I don’t mean to be ungrateful or unappreciative. But summoning the courage to look in the mirror, I barely recognize the drawn face I see there. How did this happen, I ask myself even as I note that the face in the mirror is fast becoming the face of my father and his five siblings, three of whom lived into their 90s. This patrilineal resemblance, less frequently glimpsed when I was younger, was once a source of curiosity, belonging, even reassurance. Now it elicits equal measures of disbelief and resignation.
I don’t linger at the mirror. My feminist self tells me to appreciate beauty in all its diverse forms, including the aging body. My less confident self finds it hard to stave off a culture in which most seek to be younger or, at the very least, to appear younger than their years. Cosmetic adjustments proliferate, hours at the gym escalate, and gurus of style management abound.
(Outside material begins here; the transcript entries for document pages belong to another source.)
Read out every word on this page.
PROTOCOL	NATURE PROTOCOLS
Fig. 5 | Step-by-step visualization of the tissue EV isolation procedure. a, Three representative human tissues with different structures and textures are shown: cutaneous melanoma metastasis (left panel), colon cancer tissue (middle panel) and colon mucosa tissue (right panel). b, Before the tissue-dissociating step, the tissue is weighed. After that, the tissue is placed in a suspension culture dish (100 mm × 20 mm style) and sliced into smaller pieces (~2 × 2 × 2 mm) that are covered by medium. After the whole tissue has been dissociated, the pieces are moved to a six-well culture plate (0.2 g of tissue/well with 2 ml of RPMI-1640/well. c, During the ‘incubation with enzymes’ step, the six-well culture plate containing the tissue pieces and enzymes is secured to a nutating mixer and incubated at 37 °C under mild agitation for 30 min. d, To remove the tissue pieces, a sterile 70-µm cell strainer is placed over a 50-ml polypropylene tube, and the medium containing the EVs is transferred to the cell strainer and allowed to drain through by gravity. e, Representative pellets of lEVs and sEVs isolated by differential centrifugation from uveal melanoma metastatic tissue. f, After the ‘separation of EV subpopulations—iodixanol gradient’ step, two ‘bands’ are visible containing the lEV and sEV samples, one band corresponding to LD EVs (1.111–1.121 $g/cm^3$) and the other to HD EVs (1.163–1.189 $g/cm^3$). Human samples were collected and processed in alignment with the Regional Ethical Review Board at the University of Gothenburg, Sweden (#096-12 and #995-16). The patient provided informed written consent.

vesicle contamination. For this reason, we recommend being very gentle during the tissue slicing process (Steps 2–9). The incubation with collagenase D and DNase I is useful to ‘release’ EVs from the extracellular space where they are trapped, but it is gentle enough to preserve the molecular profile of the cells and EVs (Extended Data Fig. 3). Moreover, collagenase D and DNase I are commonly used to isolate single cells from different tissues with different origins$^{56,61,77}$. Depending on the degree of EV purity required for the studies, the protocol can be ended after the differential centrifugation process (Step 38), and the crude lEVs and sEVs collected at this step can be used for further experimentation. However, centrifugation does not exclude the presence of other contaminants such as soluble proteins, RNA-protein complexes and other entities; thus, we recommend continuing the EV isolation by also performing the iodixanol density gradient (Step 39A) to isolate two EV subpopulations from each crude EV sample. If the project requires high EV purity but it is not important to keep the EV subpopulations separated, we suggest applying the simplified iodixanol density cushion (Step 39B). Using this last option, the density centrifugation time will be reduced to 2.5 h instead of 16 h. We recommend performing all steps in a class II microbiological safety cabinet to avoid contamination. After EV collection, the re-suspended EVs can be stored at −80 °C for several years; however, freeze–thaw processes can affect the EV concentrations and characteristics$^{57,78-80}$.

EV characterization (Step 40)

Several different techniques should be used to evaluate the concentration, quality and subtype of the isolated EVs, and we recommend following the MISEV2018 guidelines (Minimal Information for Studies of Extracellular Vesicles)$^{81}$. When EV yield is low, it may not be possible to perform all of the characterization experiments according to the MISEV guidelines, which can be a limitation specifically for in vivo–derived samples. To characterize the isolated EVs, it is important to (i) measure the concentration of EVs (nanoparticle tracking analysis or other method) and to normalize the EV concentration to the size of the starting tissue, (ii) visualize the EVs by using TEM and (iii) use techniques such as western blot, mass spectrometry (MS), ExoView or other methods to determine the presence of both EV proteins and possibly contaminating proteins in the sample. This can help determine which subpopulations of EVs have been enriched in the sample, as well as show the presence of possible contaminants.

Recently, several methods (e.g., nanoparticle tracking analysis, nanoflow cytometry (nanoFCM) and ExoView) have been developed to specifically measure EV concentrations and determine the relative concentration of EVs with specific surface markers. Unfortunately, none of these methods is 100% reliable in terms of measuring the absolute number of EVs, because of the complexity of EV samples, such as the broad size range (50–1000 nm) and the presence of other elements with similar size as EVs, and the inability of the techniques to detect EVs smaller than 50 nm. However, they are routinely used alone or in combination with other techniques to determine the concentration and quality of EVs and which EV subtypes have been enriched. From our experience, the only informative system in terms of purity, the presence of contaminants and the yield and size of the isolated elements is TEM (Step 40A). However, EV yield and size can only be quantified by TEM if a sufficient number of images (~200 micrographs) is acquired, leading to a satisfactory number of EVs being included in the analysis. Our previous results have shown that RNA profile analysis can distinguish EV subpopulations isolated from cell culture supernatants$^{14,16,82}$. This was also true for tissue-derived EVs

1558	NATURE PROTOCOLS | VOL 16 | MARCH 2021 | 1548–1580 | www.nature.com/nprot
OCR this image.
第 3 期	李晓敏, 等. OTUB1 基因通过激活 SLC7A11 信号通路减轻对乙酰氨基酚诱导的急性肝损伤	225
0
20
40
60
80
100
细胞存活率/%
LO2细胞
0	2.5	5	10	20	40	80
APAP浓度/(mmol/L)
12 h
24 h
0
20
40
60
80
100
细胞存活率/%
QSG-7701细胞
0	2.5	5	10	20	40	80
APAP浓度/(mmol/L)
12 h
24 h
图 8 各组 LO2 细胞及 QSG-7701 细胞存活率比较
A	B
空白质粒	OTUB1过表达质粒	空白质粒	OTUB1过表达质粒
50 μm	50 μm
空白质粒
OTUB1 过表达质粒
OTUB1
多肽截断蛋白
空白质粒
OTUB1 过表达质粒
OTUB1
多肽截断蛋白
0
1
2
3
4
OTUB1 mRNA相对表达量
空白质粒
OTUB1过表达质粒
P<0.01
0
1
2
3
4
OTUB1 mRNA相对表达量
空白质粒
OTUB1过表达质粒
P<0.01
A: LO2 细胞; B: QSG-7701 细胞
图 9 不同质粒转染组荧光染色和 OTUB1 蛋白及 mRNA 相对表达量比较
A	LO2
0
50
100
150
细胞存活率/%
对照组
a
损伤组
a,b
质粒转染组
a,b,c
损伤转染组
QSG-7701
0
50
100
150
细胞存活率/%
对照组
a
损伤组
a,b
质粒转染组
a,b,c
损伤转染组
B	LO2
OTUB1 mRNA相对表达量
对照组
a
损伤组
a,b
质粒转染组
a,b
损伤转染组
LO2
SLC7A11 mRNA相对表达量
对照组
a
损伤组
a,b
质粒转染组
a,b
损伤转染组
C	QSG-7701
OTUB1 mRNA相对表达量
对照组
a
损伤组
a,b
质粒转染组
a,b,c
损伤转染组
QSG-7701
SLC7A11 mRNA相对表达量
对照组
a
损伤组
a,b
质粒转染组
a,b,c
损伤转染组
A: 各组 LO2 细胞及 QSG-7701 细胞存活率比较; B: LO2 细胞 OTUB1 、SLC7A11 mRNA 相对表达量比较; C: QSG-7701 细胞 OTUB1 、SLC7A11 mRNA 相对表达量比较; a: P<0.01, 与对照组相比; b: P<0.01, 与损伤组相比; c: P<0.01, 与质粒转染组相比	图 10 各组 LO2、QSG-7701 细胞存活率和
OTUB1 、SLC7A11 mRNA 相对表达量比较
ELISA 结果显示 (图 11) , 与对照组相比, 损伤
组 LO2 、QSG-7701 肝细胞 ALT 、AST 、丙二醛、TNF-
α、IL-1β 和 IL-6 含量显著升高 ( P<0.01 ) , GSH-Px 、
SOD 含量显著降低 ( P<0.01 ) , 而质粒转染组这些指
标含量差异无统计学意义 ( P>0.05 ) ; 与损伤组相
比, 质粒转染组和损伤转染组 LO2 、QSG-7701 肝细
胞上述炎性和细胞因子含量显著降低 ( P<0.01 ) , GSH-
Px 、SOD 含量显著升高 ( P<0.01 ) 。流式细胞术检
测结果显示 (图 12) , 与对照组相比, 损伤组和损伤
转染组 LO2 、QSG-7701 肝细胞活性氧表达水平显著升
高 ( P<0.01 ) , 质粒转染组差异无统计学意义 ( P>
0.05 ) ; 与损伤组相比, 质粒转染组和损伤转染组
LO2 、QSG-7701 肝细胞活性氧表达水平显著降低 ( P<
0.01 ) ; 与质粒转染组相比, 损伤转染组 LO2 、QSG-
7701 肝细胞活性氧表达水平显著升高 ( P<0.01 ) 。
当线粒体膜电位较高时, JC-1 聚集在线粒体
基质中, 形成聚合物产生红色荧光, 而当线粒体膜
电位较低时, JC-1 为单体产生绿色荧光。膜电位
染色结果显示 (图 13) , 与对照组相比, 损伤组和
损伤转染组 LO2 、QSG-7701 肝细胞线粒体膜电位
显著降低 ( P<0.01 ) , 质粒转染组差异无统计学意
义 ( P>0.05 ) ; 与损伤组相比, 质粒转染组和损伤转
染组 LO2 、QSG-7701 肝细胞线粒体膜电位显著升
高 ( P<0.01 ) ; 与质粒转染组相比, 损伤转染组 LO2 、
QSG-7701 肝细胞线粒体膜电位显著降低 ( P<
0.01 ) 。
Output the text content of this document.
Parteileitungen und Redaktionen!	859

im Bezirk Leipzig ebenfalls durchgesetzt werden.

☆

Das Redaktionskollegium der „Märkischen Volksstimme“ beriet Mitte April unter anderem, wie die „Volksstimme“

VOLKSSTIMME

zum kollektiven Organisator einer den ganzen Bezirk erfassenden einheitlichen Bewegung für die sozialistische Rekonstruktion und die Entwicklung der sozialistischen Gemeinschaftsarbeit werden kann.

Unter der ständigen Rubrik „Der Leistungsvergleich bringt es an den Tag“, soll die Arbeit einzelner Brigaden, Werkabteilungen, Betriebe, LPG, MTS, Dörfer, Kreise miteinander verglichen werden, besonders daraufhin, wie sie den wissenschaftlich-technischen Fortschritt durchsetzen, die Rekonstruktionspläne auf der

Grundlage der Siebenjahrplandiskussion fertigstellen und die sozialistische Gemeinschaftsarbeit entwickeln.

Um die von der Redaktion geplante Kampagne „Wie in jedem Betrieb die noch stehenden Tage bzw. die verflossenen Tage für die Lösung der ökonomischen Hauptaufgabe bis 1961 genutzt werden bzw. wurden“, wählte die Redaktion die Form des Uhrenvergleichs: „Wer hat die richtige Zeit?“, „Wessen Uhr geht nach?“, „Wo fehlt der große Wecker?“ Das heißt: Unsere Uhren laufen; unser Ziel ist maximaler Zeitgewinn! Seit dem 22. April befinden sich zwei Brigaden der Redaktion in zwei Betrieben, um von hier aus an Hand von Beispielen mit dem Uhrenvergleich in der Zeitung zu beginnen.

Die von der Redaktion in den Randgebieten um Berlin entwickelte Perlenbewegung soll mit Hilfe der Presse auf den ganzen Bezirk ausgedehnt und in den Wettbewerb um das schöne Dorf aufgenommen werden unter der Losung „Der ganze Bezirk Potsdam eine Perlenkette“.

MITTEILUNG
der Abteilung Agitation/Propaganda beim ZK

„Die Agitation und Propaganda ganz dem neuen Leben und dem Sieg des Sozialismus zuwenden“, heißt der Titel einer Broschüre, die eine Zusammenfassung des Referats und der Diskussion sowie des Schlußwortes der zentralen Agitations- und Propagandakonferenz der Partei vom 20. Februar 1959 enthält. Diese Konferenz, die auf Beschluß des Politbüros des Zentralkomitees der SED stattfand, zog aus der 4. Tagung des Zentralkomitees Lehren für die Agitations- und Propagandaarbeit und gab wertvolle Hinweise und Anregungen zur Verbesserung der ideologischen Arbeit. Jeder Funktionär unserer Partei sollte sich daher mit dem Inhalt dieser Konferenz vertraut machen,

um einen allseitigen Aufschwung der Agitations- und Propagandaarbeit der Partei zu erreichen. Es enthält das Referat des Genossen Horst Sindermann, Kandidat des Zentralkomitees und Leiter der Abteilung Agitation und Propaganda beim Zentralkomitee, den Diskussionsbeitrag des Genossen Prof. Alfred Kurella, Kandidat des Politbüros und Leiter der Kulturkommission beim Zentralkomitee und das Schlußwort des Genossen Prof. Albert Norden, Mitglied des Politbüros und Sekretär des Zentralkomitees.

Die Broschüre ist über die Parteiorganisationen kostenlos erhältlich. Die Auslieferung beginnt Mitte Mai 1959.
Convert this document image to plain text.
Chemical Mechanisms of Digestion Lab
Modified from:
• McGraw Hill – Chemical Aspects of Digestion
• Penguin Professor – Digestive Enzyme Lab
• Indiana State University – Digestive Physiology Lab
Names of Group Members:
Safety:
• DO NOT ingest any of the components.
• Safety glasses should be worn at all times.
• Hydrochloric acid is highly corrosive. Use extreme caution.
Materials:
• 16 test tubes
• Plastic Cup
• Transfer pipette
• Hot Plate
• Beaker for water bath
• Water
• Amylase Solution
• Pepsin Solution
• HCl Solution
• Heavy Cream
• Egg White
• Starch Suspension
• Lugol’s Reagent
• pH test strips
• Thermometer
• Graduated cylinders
While driving to the East Hampton RECenter I hear Joan Rivers, icon of the ageless society, opine on the car radio: If we can feel better about ourselves, younger and more self-assured, then why not make the purchase, undertake the surgery, succumb to the treatments? Encouraging us to seize every opportunity to indulge the fantasy of living longer but never aging, Rivers, like others, does not stop to ask why we might feel bad in the first place. It’s all about the answer, the solution, not the question or, more critically, about how the problem itself was manufactured in the first place.
In calm, reflective moments I remind myself that a postindustrial consumer society creates a constantly escalating set of needs that we experience as our own deficiencies. These supposed deficiencies, read as personal failings, can be rectified only through the consumption of new goods and services.
When roaming the aisles of my local Gap store or perusing the latest issue of GQ in the dentist’s office, I find it hard to resist the products that promise to make me look and feel even a few years younger, hipper and of the moment. When trying on a new pair of summer shorts I carefully assess their age appropriateness. Too trendy, too stodgy — how young can I go? How old do I feel?
This year my internal dialogue also included a new refrain — “You can’t take it with you.” In addition to numerous small purchases, I gave myself a series of more expensive gifts — a visit with my niece in Hong Kong, a longed-for new computer, and sessions with a personal trainer to counter my preference for aerobic exercise at the expense of strength-building routines.
Cushioned by all these preparations, the formal passage from middle age to young-old age was, dare I admit it, pleasurable. The day itself, marked by a small surprise party, lovingly organized by David and a lifetime first for me, was pitch-perfect.
From my new vantage point, I can even see the country of the old-old with far less apprehension than previously. The difficult decade of caring for my frail parents is finally receding into the past. And I look with greater equanimity on the future, less a time of decline and despair and more practically a period for which I will need to prepare. Most of all I suspect that this birthday, my 70th, has given me renewed confidence in my ability to manage life transitions, to meet the moment and make the most of it.
Jonathan Silin lives in Amagansett and Toronto. He is the author of “My Father’s Keeper: The Story of a Gay Son and His Aging Parents.”